A Cash Balance Plan is a Defined Benefit Plan that looks like a Money Purchase Plan.
Like a Money Purchase Plan, fixed contributions are credited to each participant at the end of each year.
In addition, participants receive interest credits based on the interest rate defined in the plan. The credit is a fixed rate
specified in the plan. Increases or decreases in the value of the plan's investments do not directly affect the benefits promised to the participants. The investment risks and rewards are borne solely by the employer.
The plan maintains a hypothetical account balance for each participant. When the participant retires, his benefit is the value of the hypothetical account. This lump sum value can be converted to a monthly pension at retirement. A Cash Balance plan is a Hybrid Plan. It appears to participants as a Defined Contribution Plan but is treated under the Internal Revenue Code as a Defined Benefit Plan. Participant statements look like a Defined Contribution Statement. It has a
Companies where the owners are older and have considerably higher compensations than NHCE's
Partners who desire to contribute more than $49,000 per year
Companies already contributing over 5% for staff in a separate Profit Sharing plan
Companies who have demonstrated consistent profit patterns
Partners over 40 who desire to accelerate their retirement plan savings
To produce larger contributions, especially for Principals and Owners, Cash Balance Plans are usually combined with 401(k) / Profit Sharing Plans. The 401(k) and Profit Sharing component can also provide flexibility in the combined plan.

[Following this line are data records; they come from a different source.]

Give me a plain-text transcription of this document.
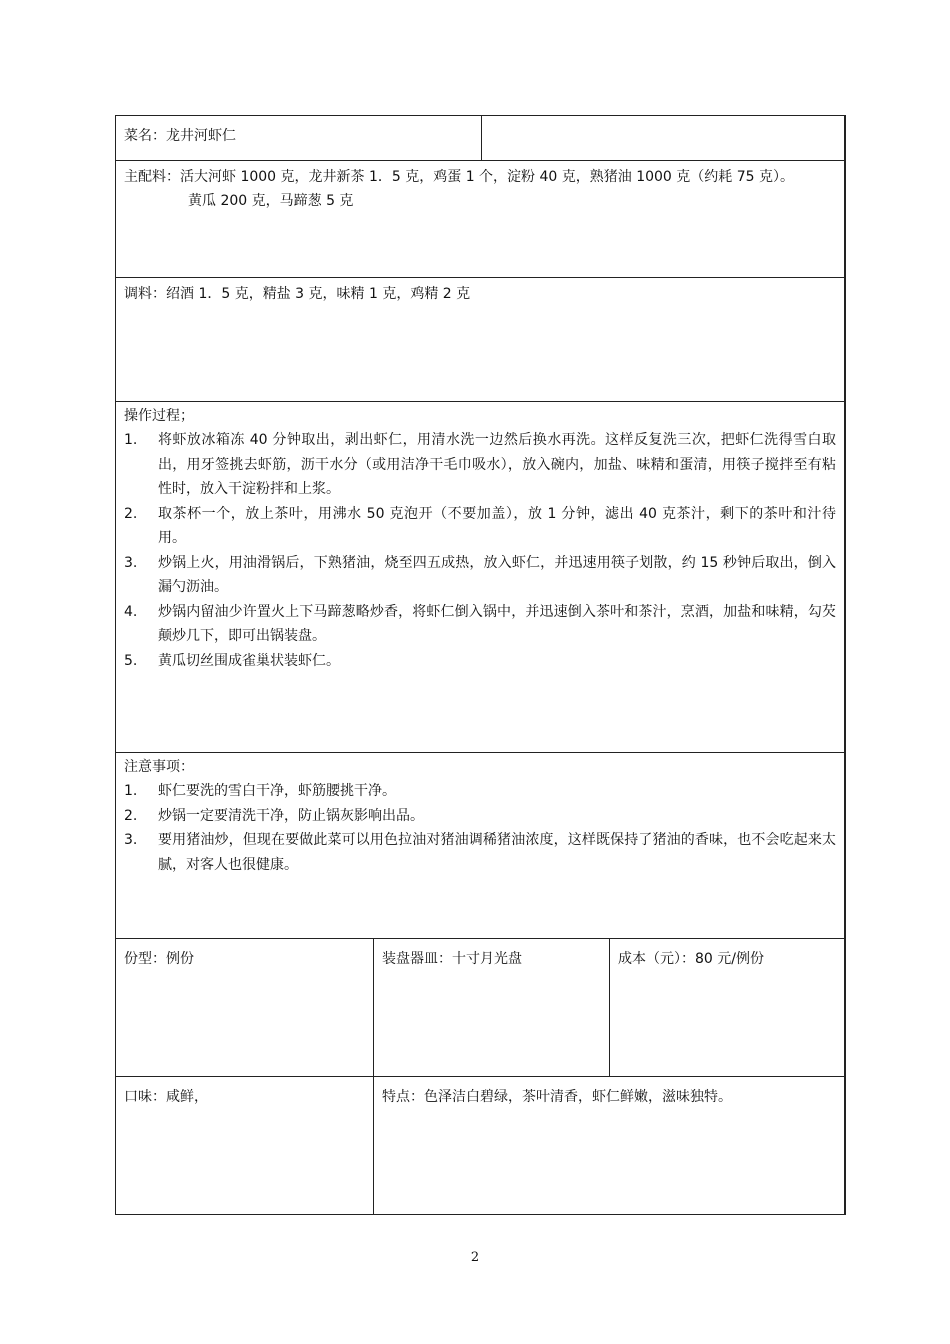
菜名：龙井河虾仁
主配料：活大河虾 1000 克，龙井新茶 1．5 克，鸡蛋 1 个，淀粉 40 克，熟猪油 1000 克（约耗 75 克）。
黄瓜 200 克，马蹄葱 5 克
调料：绍酒 1．5 克，精盐 3 克，味精 1 克，鸡精 2 克
操作过程；
1.	将虾放冰箱冻 40 分钟取出，剥出虾仁，用清水洗一边然后换水再洗。这样反复洗三次，把虾仁洗得雪白取出，用牙签挑去虾筋，沥干水分（或用洁净干毛巾吸水），放入碗内，加盐、味精和蛋清，用筷子搅拌至有粘性时，放入干淀粉拌和上浆。
2.	取茶杯一个，放上茶叶，用沸水 50 克泡开（不要加盖），放 1 分钟，滤出 40 克茶汁，剩下的茶叶和汁待用。
3.	炒锅上火，用油滑锅后，下熟猪油，烧至四五成热，放入虾仁，并迅速用筷子划散，约 15 秒钟后取出，倒入漏勺沥油。
4.	炒锅内留油少许置火上下马蹄葱略炒香，将虾仁倒入锅中，并迅速倒入茶叶和茶汁，烹酒，加盐和味精，勾芡颠炒几下，即可出锅装盘。
5.	黄瓜切丝围成雀巢状装虾仁。
注意事项：
1.	虾仁要洗的雪白干净，虾筋腰挑干净。
2.	炒锅一定要清洗干净，防止锅灰影响出品。
3.	要用猪油炒，但现在要做此菜可以用色拉油对猪油调稀猪油浓度，这样既保持了猪油的香味，也不会吃起来太腻，对客人也很健康。
份型：例份	装盘器皿：十寸月光盘	成本（元）：80 元/例份
口味：咸鲜，	特点：色泽洁白碧绿，茶叶清香，虾仁鲜嫩，滋味独特。
2
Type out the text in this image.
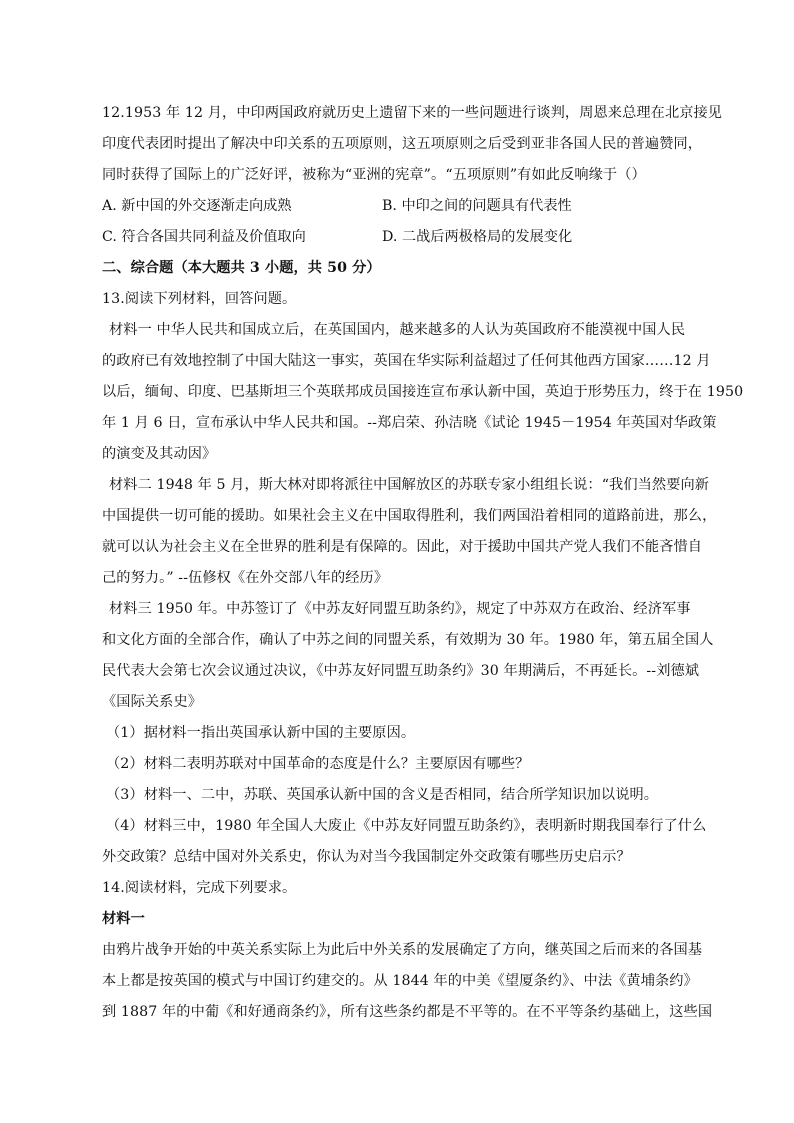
12.1953 年 12 月，中印两国政府就历史上遗留下来的一些问题进行谈判，周恩来总理在北京接见
印度代表团时提出了解决中印关系的五项原则，这五项原则之后受到亚非各国人民的普遍赞同，
同时获得了国际上的广泛好评，被称为“亚洲的宪章”。“五项原则”有如此反响缘于（）
A. 新中国的外交逐渐走向成熟	B. 中印之间的问题具有代表性
C. 符合各国共同利益及价值取向	D. 二战后两极格局的发展变化
二、综合题（本大题共 3 小题，共 50 分）
13.阅读下列材料，回答问题。
材料一 中华人民共和国成立后，在英国国内，越来越多的人认为英国政府不能漠视中国人民
的政府已有效地控制了中国大陆这一事实，英国在华实际利益超过了任何其他西方国家……12 月
以后，缅甸、印度、巴基斯坦三个英联邦成员国接连宣布承认新中国，英迫于形势压力，终于在 1950
年 1 月 6 日，宣布承认中华人民共和国。--郑启荣、孙洁晓《试论 1945－1954 年英国对华政策
的演变及其动因》
材料二 1948 年 5 月，斯大林对即将派往中国解放区的苏联专家小组组长说：“我们当然要向新
中国提供一切可能的援助。如果社会主义在中国取得胜利，我们两国沿着相同的道路前进，那么，
就可以认为社会主义在全世界的胜利是有保障的。因此，对于援助中国共产党人我们不能吝惜自
己的努力。” --伍修权《在外交部八年的经历》
材料三 1950 年。中苏签订了《中苏友好同盟互助条约》，规定了中苏双方在政治、经济军事
和文化方面的全部合作，确认了中苏之间的同盟关系，有效期为 30 年。1980 年，第五届全国人
民代表大会第七次会议通过决议，《中苏友好同盟互助条约》30 年期满后，不再延长。--刘德斌
《国际关系史》
（1）据材料一指出英国承认新中国的主要原因。
（2）材料二表明苏联对中国革命的态度是什么？主要原因有哪些？
（3）材料一、二中，苏联、英国承认新中国的含义是否相同，结合所学知识加以说明。
（4）材料三中，1980 年全国人大废止《中苏友好同盟互助条约》，表明新时期我国奉行了什么
外交政策？总结中国对外关系史，你认为对当今我国制定外交政策有哪些历史启示？
14.阅读材料，完成下列要求。
材料一
由鸦片战争开始的中英关系实际上为此后中外关系的发展确定了方向，继英国之后而来的各国基
本上都是按英国的模式与中国订约建交的。从 1844 年的中美《望厦条约》、中法《黄埔条约》
到 1887 年的中葡《和好通商条约》，所有这些条约都是不平等的。在不平等条约基础上，这些国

Assets in the plan are not allocated to participants. Participants cannot direct the investments. The pooled fund is invested by the Trustees and Investment Advisers. Gains (losses) from investments reduce (Increase) the Plan Sponsor's contribution.Since interest credit guarantees cannot exceed market rate of return, assets may be Invested conservatively.
When a participant becomes entitled to receive benefits under a cash balance plan, the benefits are defined in terms of an account balance. For example, assume that a participant has an account balance of $100,000 when he reaches age 62. If the participant decides to retire at that time, he would have the right to an annuity based on his account balance. Such an annuity might be approximately $10,000 per year for life. In many cash balance plans, however, the participant could instead choose (with consent from his spouse) to take a lump sum benefit equal to the $100,000 account balance.
In addition to generally permitting participants to take their benefits as lump sum benefit at retirement, cash balance plans often permit vested participants to choose (with consent from their spouses) to receive their accrued benefits in lump sums if they terminate employment prior to retirement age. Traditional defined benefit pension plans do not offer this feature as frequently.
If a participant receives a lump sum distribution, that distribution generally can be rolled over into an Individualn Retirement Account (IRA) or to another employer's plan if that plan accepts rollovers. This makes Cash Balance plans portable, therefore appealing to participants.